Introverted vs. Extroverted Internal Audit Leaders: Which One Are You?
A few weeks ago, Audit International met with a self-described “introverted” business leader. This business leader confided to us that introverted individuals have a harder time climbing the corporate ladder. The individual went further in claiming that recent research shows that it is worst for women, as introverted women are seen as less assertive and lacking in leadership traits.
Conversely, the business leader pointed out that recent research also shows that introverted individuals actually make better leaders, but because they are not as assertive as their extroverted counterparts, they are not equally represented in leadership positions. That took a minute for us to reflect on. It was one of the most thought-provoking discussions we’ve had in recent weeks.
Curious by the proposition and wanting to see what statistics we could get on the topic ourselves, we set out to create several online polls. Initially, we just asked a simple question:
Do you consider yourself an introvert or an extrovert? Here are three things we learned from asking that and some follow-up questions:
People Do Not Like Binary Options on Personality Traits
In two separate polls across different platforms, we received similar feedback:
“No room for those who don’t fall into these binary groups?” was one of the first responses.
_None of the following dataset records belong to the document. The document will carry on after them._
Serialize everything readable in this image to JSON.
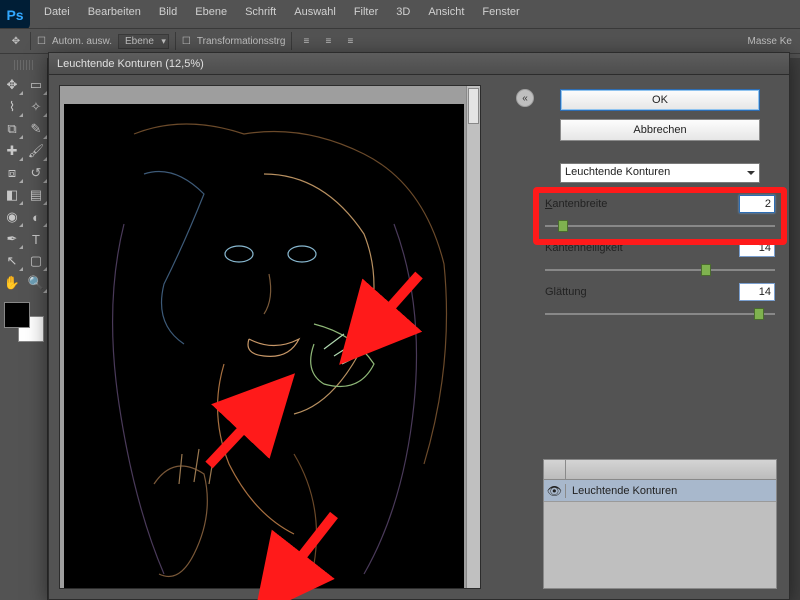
{
  "app": {
    "logo": "Ps"
  },
  "menu": [
    "Datei",
    "Bearbeiten",
    "Bild",
    "Ebene",
    "Schrift",
    "Auswahl",
    "Filter",
    "3D",
    "Ansicht",
    "Fenster"
  ],
  "options": {
    "auto_select": "Autom. ausw.",
    "layer_dd": "Ebene",
    "transform": "Transformationsstrg",
    "right_label": "Masse Ke"
  },
  "dialog": {
    "title": "Leuchtende Konturen (12,5%)",
    "ok": "OK",
    "cancel": "Abbrechen",
    "filter_name": "Leuchtende Konturen",
    "params": {
      "edge_width_label": "Kantenbreite",
      "edge_width_value": "2",
      "edge_bright_label": "Kantenhelligkeit",
      "edge_bright_value": "14",
      "smooth_label": "Glättung",
      "smooth_value": "14"
    },
    "layers_panel": {
      "active_layer": "Leuchtende Konturen"
    }
  },
  "slider_positions": {
    "edge_width_pct": 8,
    "edge_bright_pct": 70,
    "smooth_pct": 93
  }
}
“Some people vary based on their environment,” and “I believe there should be space in between the two,” were two responses that quickly followed.
“Do you have a definition of introverts and extroverts?” was the last question.
Even when we tried to foolishly define the terms we were met with a big, “it depends.”
Lastly, we received the one-word response that took my approach in a different direction: “ambivert.”
The Power of the Ambivert
A full 70 to 80 percent of internal audit professionals considered themselves introverts when only given two choices on the introvert vs. extrovert spectrum. However, in follow-up polls, when the ambivert option was introduced, the results were different. Vastly different. Nearly half of the introverts from the initial polls now classified themselves as ambiverts. Ambiverts were now, in two separate polls, the largest group.
So, what does that mean?
Maybe we’re being foolish again, but here is our theory: Introverted ambiverts are those who usually keep to themselves and don’t brag about their accomplishments, but when the stars align and the spotlight is on them, they shine.
When Audit International first started in the internal audit profession, we worked with two introverted gentlemen. They generally kept to themselves in the day-to-day audit process. But, when they led projects, they had absolute killer instincts.
In that group, they audited the Latin America region, so depending on the country visited they would switch from English to Spanish or Portuguese and back to English with pure finesse. Audit clients would be at ease with their approach and communication style. Anyone who had only known them for that period would swear they were extroverted individuals. But they were not. They were ambiverts.
And that is the power of the ambivert: Killer instincts when it matters.
Extroverts Are Disproportionately Represented in Leadership Positions
Back to the business leader’s proposition that introverted individuals get the short end of the stick when it comes to leadership positions. Was that the case? Based on my poll results, yes.
Extroverts represented approximately one-fourth of the sample population of internal audit professionals. However, they represent one-third of those professionals in leadership positions. Introverts, excluding those with ambivert traits, represented over a third of the sample population of internal audit professionals, but only 10 percent of those in leadership positions. These statistics can be even more accentuated when it comes to female leaders.
A burning question then came to mind. Do extroverts make better leaders? Would that be the reason they are overrepresented in those positions?
Audit International set out to attempt to answer that by asking the community about their experience with their previous leaders. Were their best leaders introverts or extroverts? For this last poll, we purposefully left the ambivert option out.
The results? Extroverts were slightly at an advantage, 53 percent versus 47 percent. In other words, the “best” leader being an introvert or extrovert had close to the same likelihood as the flip of a coin.
How come we don’t have more introverted leaders if they are just as good as extrovert ones?
We don’t have any statistics there but, in my opinion, it’s likely because extroverts are seen as better communicators, and being a good communicator is a sought-out trait in effective leaders.
Should Introverts Lose all Hope?
No. Introverts in some circumstances may have an advantage over extroverts. Another reason is that in [internal audit], passion for the role is important to the impact that you can have on the organization. An introvert has to put a bit more effort into the work than an extrovert does, and I’ve seen several times where this translated to the level of commitment and effectiveness to the role.”
It might even be concluded that an introvert displays more active listening skills and empathy, which is also essential in leadership roles.